Neurological Disorders: Syringomyelia


Syringomyelia means a cavity or cyst (syrinx) within the spinal cord (myelia) most often filled with some fluid.

Syringomyelia is a neurological disorder and a similar condition that involves the brain stem area is called as syringobulbia (bulb in this context means lower brain stem or medulla oblongata where syrinx of brain usually occurs).

Types & Causes

A congenital type of syrinx is seen when somebody born with it. Certain types of chiari malformation are associated with syrinx in the spinal cord.

Acquired types are due to or related with the following conditions of the spinal cord;

• Traumas/injuries
• Tumors
• Spinal meningitis
• Arachnoiditis
• Stroke (bleeding or infarct) etc.

What causes a syrinx?

Although the exact mechanisms that creates cavity or cystic area in the spinal cord or brainstem is not clear however it may be due to destruction and death of nerve fibers in a focal area of these structures and subsequent cavity formation.

The above hypotheses holds good for syrinx formation due to acquired causes as above and for cerain congenital forms too. However there are other postulated mechanisms also, for example an abnormal pattern of CSF flow may result in the formation of a cystic area in the spinal cord called as hydromyelia (also as syrinx by some authorities).

Clinical Presentation

A syrinx in the spinal cord may present with certain distinct neurological syndromes depending upon its location, or simply present with some non specific presentation.

The distinct syndromes associated with a syrinx usually are;

• Brown Sequard syndrome
• Hanging sensory loss
• Dissociative sensory loss
• Central cord syndrome etc

Please see that none of the above syndromes are specific for syrinx, also not all syrinx will present with these syndromes.

Brown Sequard syndrome (hemi spinal cord syndrome) pattern is seen when the syrinx involves only or mainly one half of the spinal cord.

Hanging sensory loss occurs with a syrinx in the cervical spine area or upper spinal cord where the damage to spinal cord causes sensory manifestations in a segmental distribution corresponding to that area, and this looks like hanging because the sensation corresponding to the lower spinal cord is largely normal.

Dissociation sensory loss occurs because syrinx usually grows from inside to outside. More inner or central areas of the spinal cord convey the pain & temperature sensation and the more outer area convey touch, vibration, pressure, joint position sensation etc. Since the central areas are more involved or first involved you see the pain & temperature sensation is lost while the other sensations are relatively spared. So there is dissociation between the loss of sensation.

Central cord syndrome is again related with the discussion in the above paragraph. As the syrinx grows in the central areas first the pain & temperature are preferentially affected especially in the beginning along with some of the motor fibers so certain distinct motor weakness involving the upper and lower limbs may be seen.

Other than the above manifestation patients can simply present with myelopathy, paralysis of jus one limb, hemiparasis, and there can be bowel and/or bladder involvement too.

Generally syrinx manifestations are slowly progressive.

If syringobubia is present then cranial neuropathies, upper and lower limb motor and/or sensory manifestations may be seen in different combinations.

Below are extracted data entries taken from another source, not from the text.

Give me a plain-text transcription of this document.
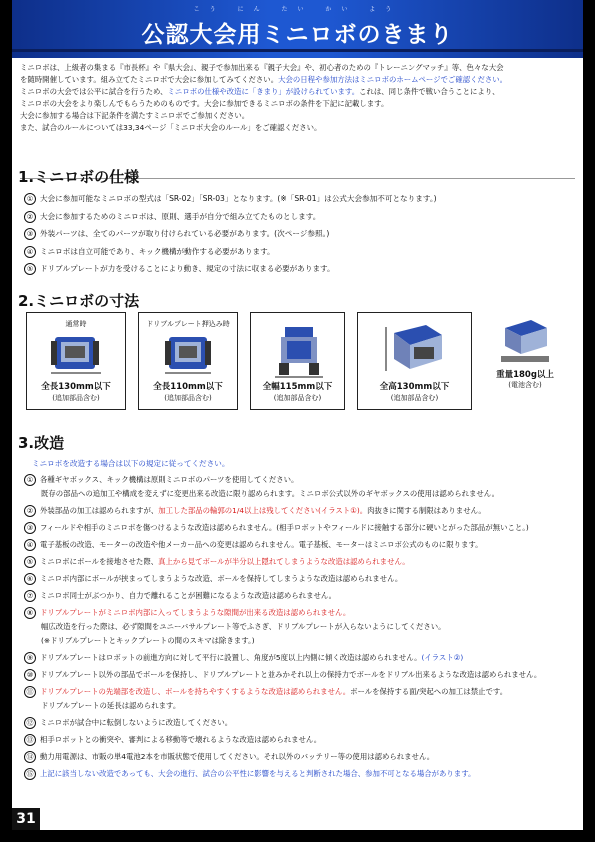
こう にん たい かい よう
公認大会用ミニロボのきまり

ミニロボは、上級者の集まる『市長杯』や『県大会』、親子で参加出来る『親子大会』や、初心者のための『トレーニングマッチ』等、色々な大会

を随時開催しています。組み立てたミニロボで大会に参加してみてください。大会の日程や参加方法はミニロボのホームページでご確認ください。

ミニロボの大会では公平に試合を行うため、ミニロボの仕様や改造に「きまり」が設けられています。これは、同じ条件で戦い合うことにより、

ミニロボの大会をより楽しんでもらうためのものです。大会に参加できるミニロボの条件を下記に記載します。

大会に参加する場合は下記条件を満たすミニロボでご参加ください。

また、試合のルールについては33,34ページ「ミニロボ大会のルール」をご確認ください。

1.ミニロボの仕様
① 大会に参加可能なミニロボの型式は「SR-02」「SR-03」となります。(※「SR-01」は公式大会参加不可となります。)
② 大会に参加するためのミニロボは、原則、選手が自分で組み立てたものとします。
③ 外装パーツは、全てのパーツが取り付けられている必要があります。(次ページ参照。)
④ ミニロボは自立可能であり、キック機構が動作する必要があります。
⑤ ドリブルプレートが力を受けることにより動き、規定の寸法に収まる必要があります。
2.ミニロボの寸法
通常時
全長130mm以下
(追加部品含む)
ドリブルプレート押込み時
全長110mm以下
(追加部品含む)
全幅115mm以下
(追加部品含む)
全高130mm以下
(追加部品含む)
重量180g以上
(電池含む)
3.改造
ミニロボを改造する場合は以下の規定に従ってください。
① 各種ギヤボックス、キック機構は原則ミニロボのパーツを使用してください。
既存の部品への追加工や構成を変えずに変更出来る改造に限り認められます。ミニロボ公式以外のギヤボックスの使用は認められません。
② 外装部品の加工は認められますが、加工した部品の輪郭の1/4以上は残してください(イラスト①)。肉抜きに関する制限はありません。
③ フィールドや相手のミニロボを傷つけるような改造は認められません。(相手ロボットやフィールドに接触する部分に硬いとがった部品が無いこと。)
④ 電子基板の改造、モーターの改造や他メーカー品への変更は認められません。電子基板、モーターはミニロボ公式のものに限ります。
⑤ ミニロボにボールを接地させた際、真上から見てボールが半分以上隠れてしまうような改造は認められません。
⑥ ミニロボ内部にボールが挟まってしまうような改造、ボールを保持してしまうような改造は認められません。
⑦ ミニロボ同士がぶつかり、自力で離れることが困難になるような改造は認められません。
⑧ ドリブルプレートがミニロボ内部に入ってしまうような隙間が出来る改造は認められません。
幅広改造を行った際は、必ず隙間をユニーバサルプレート等でふさぎ、ドリブルプレートが入らないようにしてください。
(※ドリブルプレートとキックプレートの間のスキマは除きます。)
⑨ ドリブルプレートはロボットの前進方向に対して平行に設置し、角度が5度以上内側に傾く改造は認められません。(イラスト②)
⑩ ドリブルプレート以外の部品でボールを保持し、ドリブルプレートと並みかそれ以上の保持力でボールをドリブル出来るような改造は認められません。
⑪ ドリブルプレートの先端部を改造し、ボールを持ちやすくするような改造は認められません。ボールを保持する面/突起への加工は禁止です。
ドリブルプレートの延長は認められます。
⑫ ミニロボが試合中に転倒しないように改造してください。
⑬ 相手ロボットとの衝突や、審判による移動等で壊れるような改造は認められません。
⑭ 動力用電源は、市販の単4電池2本を市販状態で使用してください。それ以外のバッテリー等の使用は認められません。
⑮ 上記に該当しない改造であっても、大会の進行、試合の公平性に影響を与えると判断された場合、参加不可となる場合があります。
31
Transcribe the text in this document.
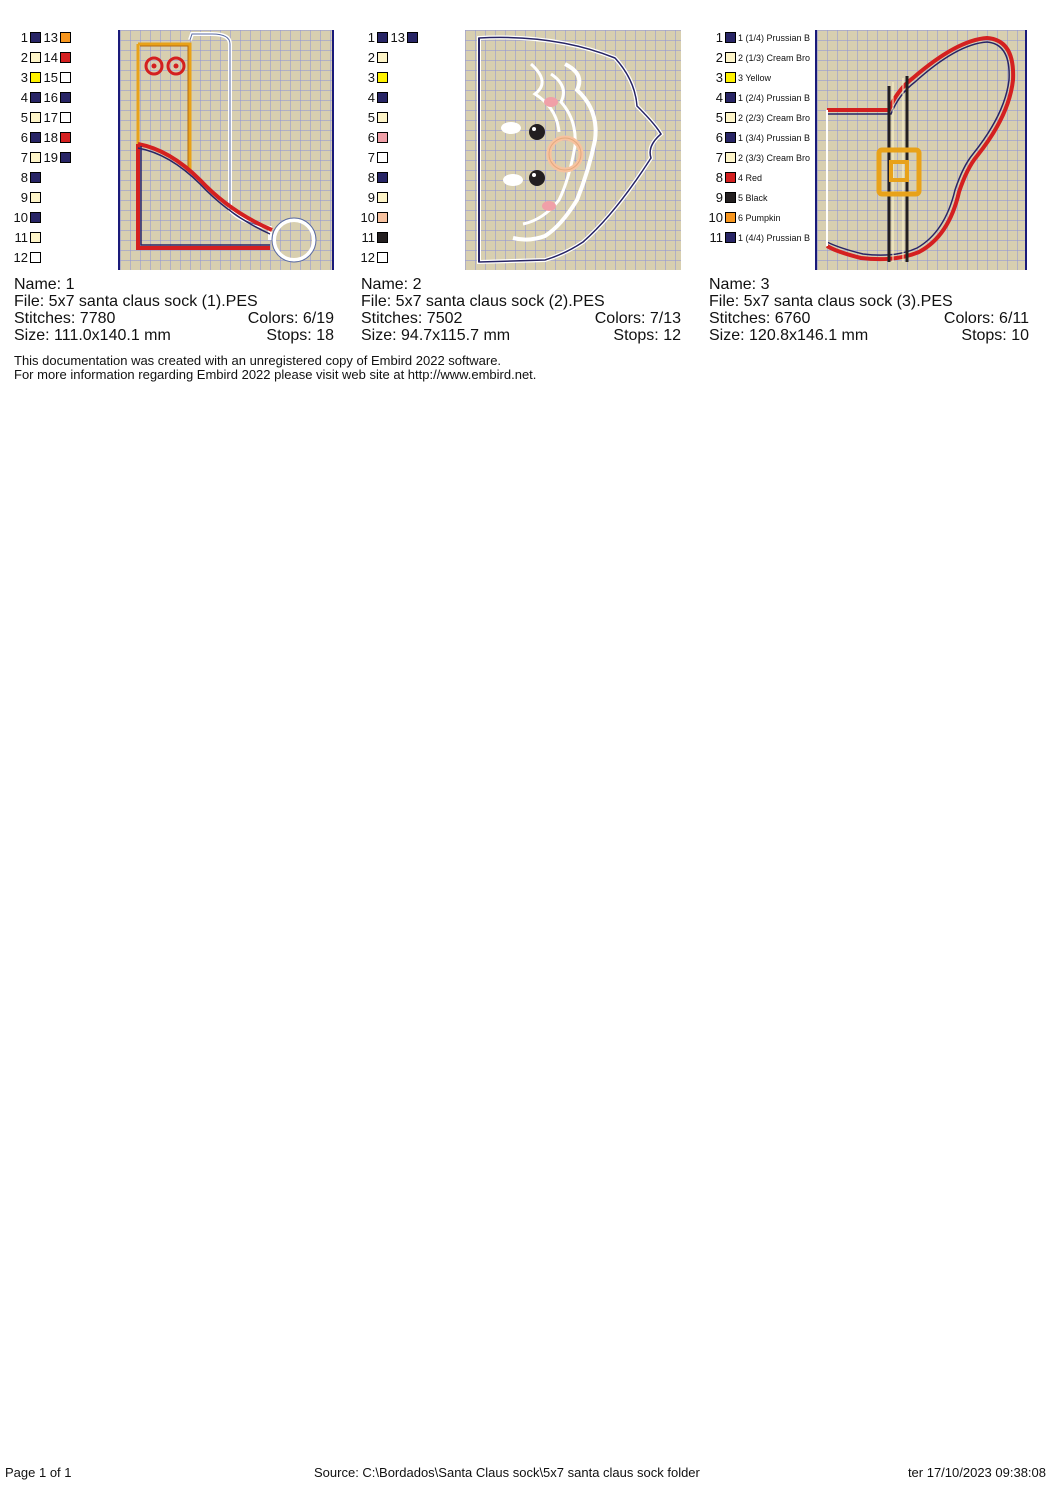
1 13
2 14
3 15
4 16
5 17
6 18
7 19
8
9
10
11
12
Name: 1
File: 5x7 santa claus sock (1).PES
Stitches: 7780	Colors: 6/19
Size: 111.0x140.1 mm	Stops: 18
1 13
2
3
4
5
6
7
8
9
10
11
12
Name: 2
File: 5x7 santa claus sock (2).PES
Stitches: 7502	Colors: 7/13
Size: 94.7x115.7 mm	Stops: 12
1 1 (1/4) Prussian B
2 2 (1/3) Cream Bro
3 3 Yellow
4 1 (2/4) Prussian B
5 2 (2/3) Cream Bro
6 1 (3/4) Prussian B
7 2 (3/3) Cream Bro
8 4 Red
9 5 Black
10 6 Pumpkin
11 1 (4/4) Prussian B
Name: 3
File: 5x7 santa claus sock (3).PES
Stitches: 6760	Colors: 6/11
Size: 120.8x146.1 mm	Stops: 10
This documentation was created with an unregistered copy of Embird 2022 software.
For more information regarding Embird 2022 please visit web site at http://www.embird.net.
Page 1 of 1	Source: C:\Bordados\Santa Claus sock\5x7 santa claus sock folder	ter 17/10/2023 09:38:08
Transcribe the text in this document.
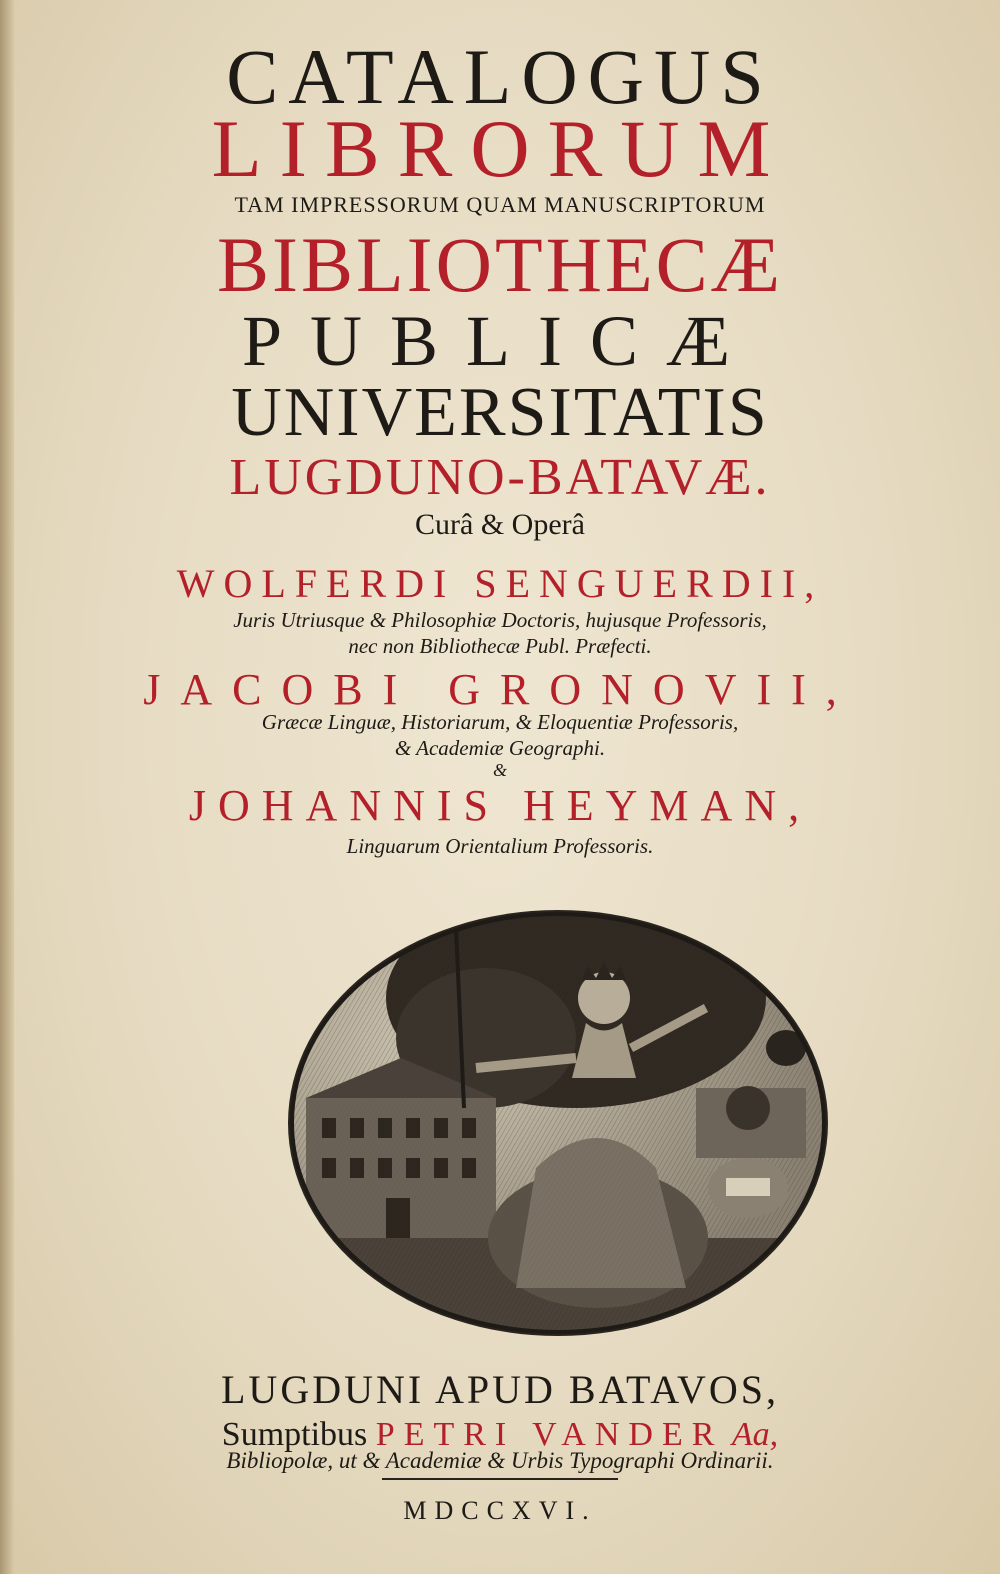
CATALOGUS
LIBRORUM
TAM IMPRESSORUM QUAM MANUSCRIPTORUM
BIBLIOTHECÆ
PUBLICÆ
UNIVERSITATIS
LUGDUNO-BATAVÆ.
Curâ & Operâ
WOLFERDI SENGUERDII,
Juris Utriusque & Philosophiæ Doctoris, hujusque Professoris,
nec non Bibliothecæ Publ. Præfecti.
JACOBI GRONOVII,
Græcæ Linguæ, Historiarum, & Eloquentiæ Professoris,
& Academiæ Geographi.
&
JOHANNIS HEYMAN,
Linguarum Orientalium Professoris.
LUGDUNI APUD BATAVOS,
Sumptibus PETRI VANDER Aa,
Bibliopolæ, ut & Academiæ & Urbis Typographi Ordinarii.
MDCCXVI.
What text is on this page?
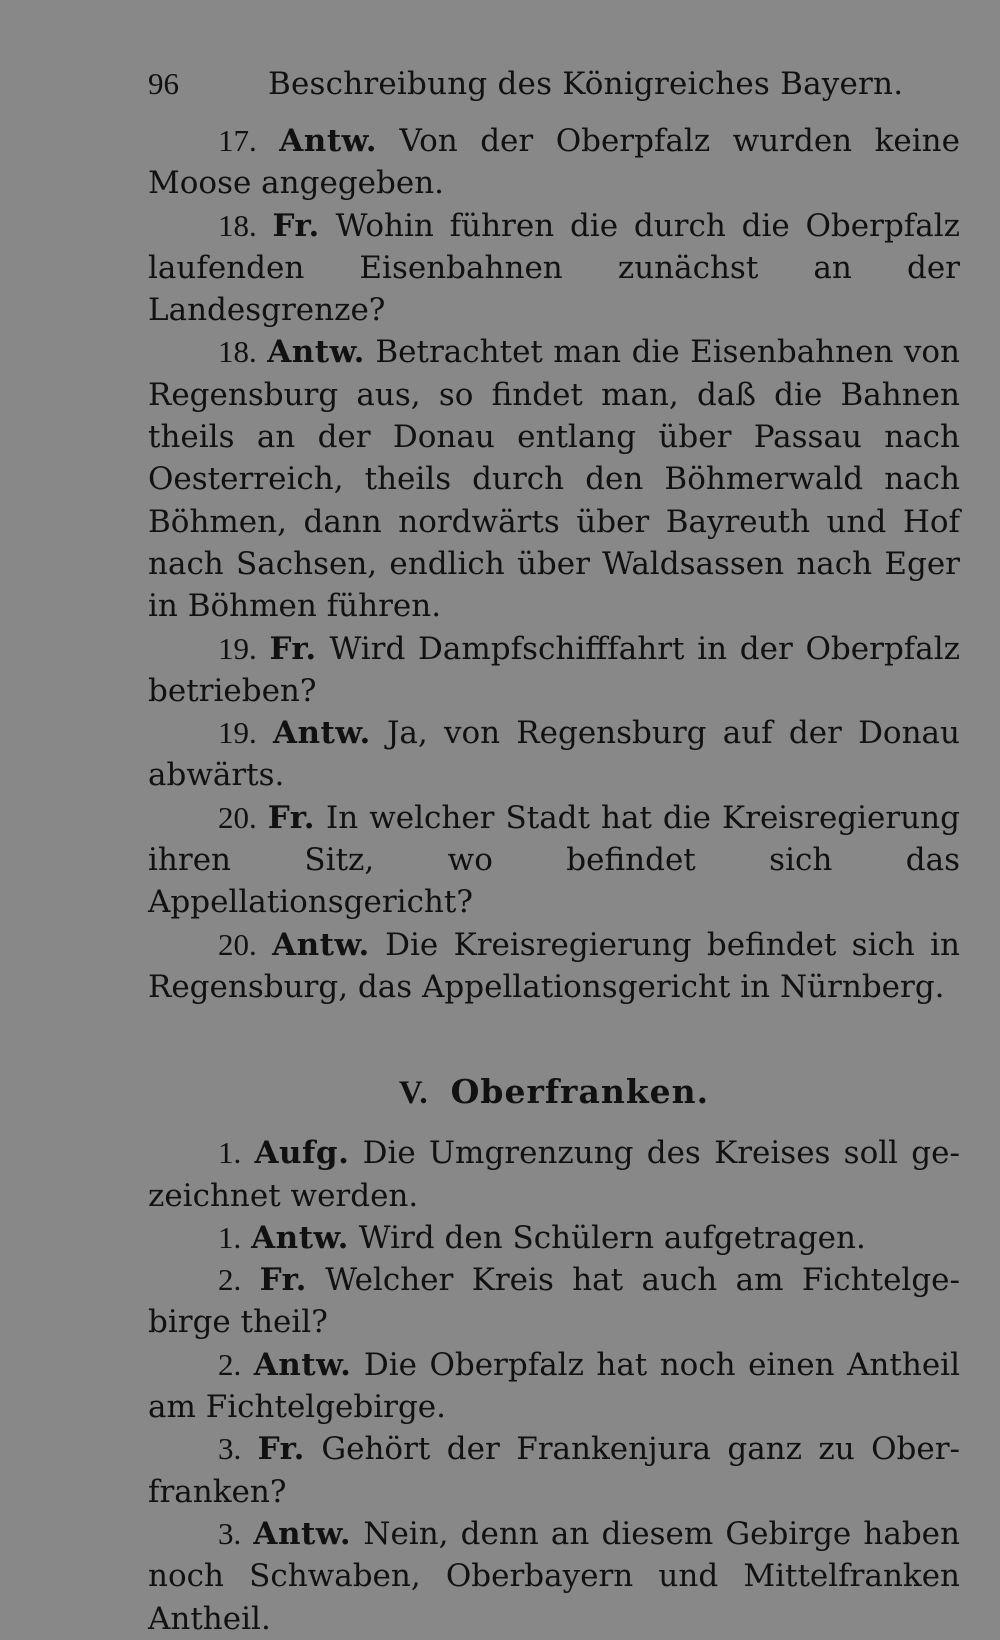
96	Beschreibung des Königreiches Bayern.

17. Antw. Von der Oberpfalz wurden keine Moose angegeben.

18. Fr. Wohin führen die durch die Oberpfalz laufenden Eisenbahnen zunächst an der Landesgrenze?

18. Antw. Betrachtet man die Eisenbahnen von Regensburg aus, so findet man, daß die Bahnen theils an der Donau entlang über Passau nach Oesterreich, theils durch den Böhmerwald nach Böhmen, dann nordwärts über Bayreuth und Hof nach Sachsen, endlich über Waldsassen nach Eger in Böhmen führen.

19. Fr. Wird Dampfschifffahrt in der Oberpfalz betrieben?

19. Antw. Ja, von Regensburg auf der Donau abwärts.

20. Fr. In welcher Stadt hat die Kreisregierung ihren Sitz, wo befindet sich das Appellationsgericht?

20. Antw. Die Kreisregierung befindet sich in Regensburg, das Appellationsgericht in Nürnberg.

V. Oberfranken.

1. Aufg. Die Umgrenzung des Kreises soll gezeichnet werden.

1. Antw. Wird den Schülern aufgetragen.

2. Fr. Welcher Kreis hat auch am Fichtelgebirge theil?

2. Antw. Die Oberpfalz hat noch einen Antheil am Fichtelgebirge.

3. Fr. Gehört der Frankenjura ganz zu Oberfranken?

3. Antw. Nein, denn an diesem Gebirge haben noch Schwaben, Oberbayern und Mittelfranken Antheil.
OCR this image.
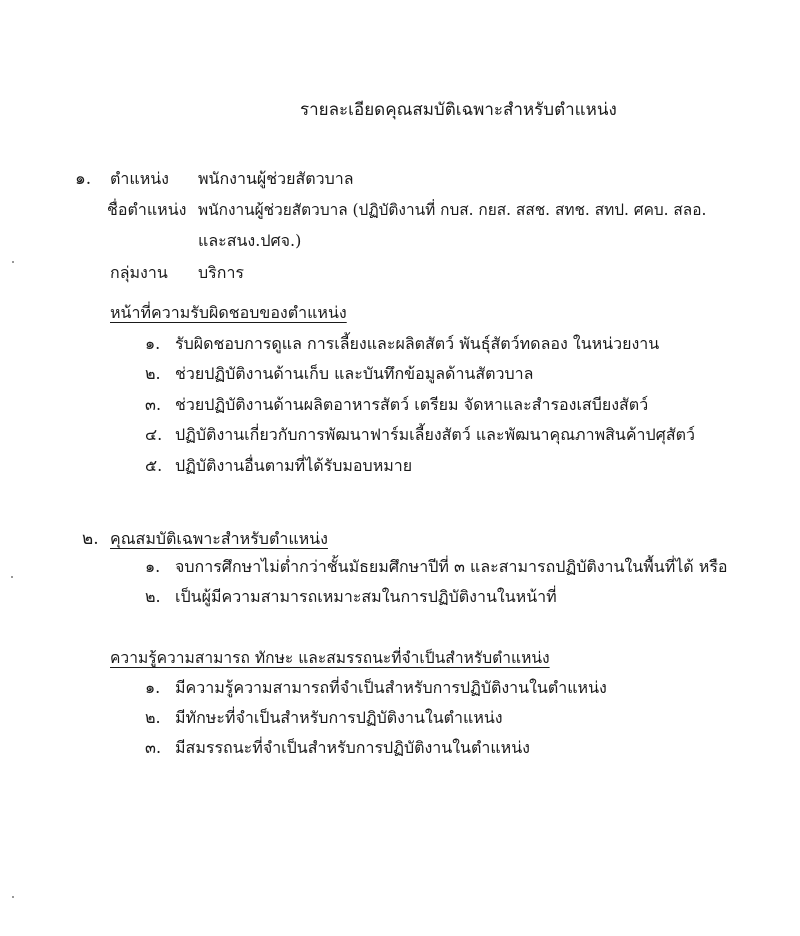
รายละเอียดคุณสมบัติเฉพาะสำหรับตำแหน่ง
๑. ตำแหน่ง พนักงานผู้ช่วยสัตวบาล
ชื่อตำแหน่ง พนักงานผู้ช่วยสัตวบาล (ปฏิบัติงานที่ กบส. กยส. สสช. สทช. สทป. ศคบ. สลอ.
และสนง.ปศจ.)
กลุ่มงาน บริการ
หน้าที่ความรับผิดชอบของตำแหน่ง
๑. รับผิดชอบการดูแล การเลี้ยงและผลิตสัตว์ พันธุ์สัตว์ทดลอง ในหน่วยงาน
๒. ช่วยปฏิบัติงานด้านเก็บ และบันทึกข้อมูลด้านสัตวบาล
๓. ช่วยปฏิบัติงานด้านผลิตอาหารสัตว์ เตรียม จัดหาและสำรองเสบียงสัตว์
๔. ปฏิบัติงานเกี่ยวกับการพัฒนาฟาร์มเลี้ยงสัตว์ และพัฒนาคุณภาพสินค้าปศุสัตว์
๕. ปฏิบัติงานอื่นตามที่ได้รับมอบหมาย
๒. คุณสมบัติเฉพาะสำหรับตำแหน่ง
๑. จบการศึกษาไม่ต่ำกว่าชั้นมัธยมศึกษาปีที่ ๓ และสามารถปฏิบัติงานในพื้นที่ได้ หรือ
๒. เป็นผู้มีความสามารถเหมาะสมในการปฏิบัติงานในหน้าที่
ความรู้ความสามารถ ทักษะ และสมรรถนะที่จำเป็นสำหรับตำแหน่ง
๑. มีความรู้ความสามารถที่จำเป็นสำหรับการปฏิบัติงานในตำแหน่ง
๒. มีทักษะที่จำเป็นสำหรับการปฏิบัติงานในตำแหน่ง
๓. มีสมรรถนะที่จำเป็นสำหรับการปฏิบัติงานในตำแหน่ง
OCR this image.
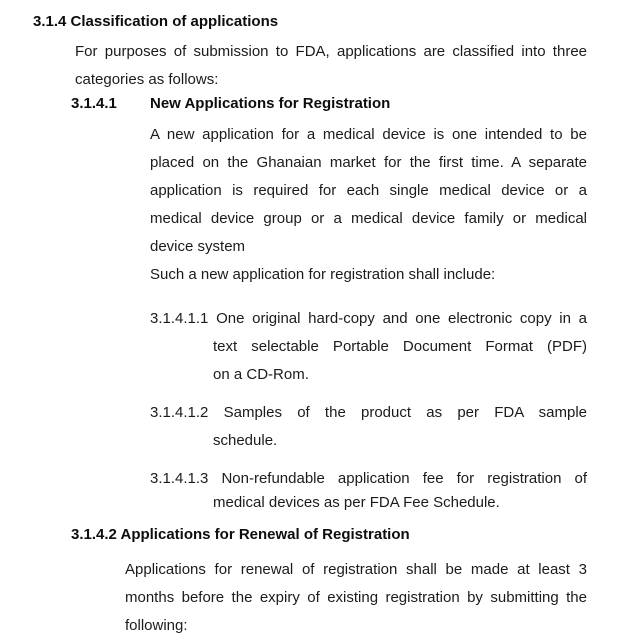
3.1.4 Classification of applications
For purposes of submission to FDA, applications are classified into three
categories as follows:
3.1.4.1	New Applications for Registration
A new application for a medical device is one intended to be
placed on the Ghanaian market for the first time. A separate
application is required for each single medical device or a
medical device group or a medical device family or medical
device system
Such a new application for registration shall include:
3.1.4.1.1 One original hard-copy and one electronic copy in a
text selectable Portable Document Format (PDF)
on a CD-Rom.
3.1.4.1.2 Samples of the product as per FDA sample
schedule.
3.1.4.1.3 Non-refundable application fee for registration of
medical devices as per FDA Fee Schedule.
3.1.4.2 Applications for Renewal of Registration
Applications for renewal of registration shall be made at least 3
months before the expiry of existing registration by submitting the
following:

MRI of the spine with & without contrast is the most relevant investigation. If syringobulbia is suspected then MRI of the brain is ordered too.

CT of spine CT myelogram etc are inferior alternatives to MRI when it comes to syrinx diagnosis because syrinx occur in the spinal cord tissue and MRI shows a picture of it but not the other tests mentioned above.


A small syinx, or non symptomatic ones may be left like that. However if the size and symptoms are progressive or symptoms are severe then surgical interventions like draining the syrinx is done. A catheter is placed between the syrinx cavity and the peritoneal cavity.

Syringomyelia patient’s pain, numbness etc are treated generally with medications like gabapentin, pregabalin, duloxetine etc. If muscle weakness is present then physical therapy and occupational therapies may be needed.

Neurologist and Neurosurgeon are frequently involved in the care of patients with Syringomyelia and Syringobulbia.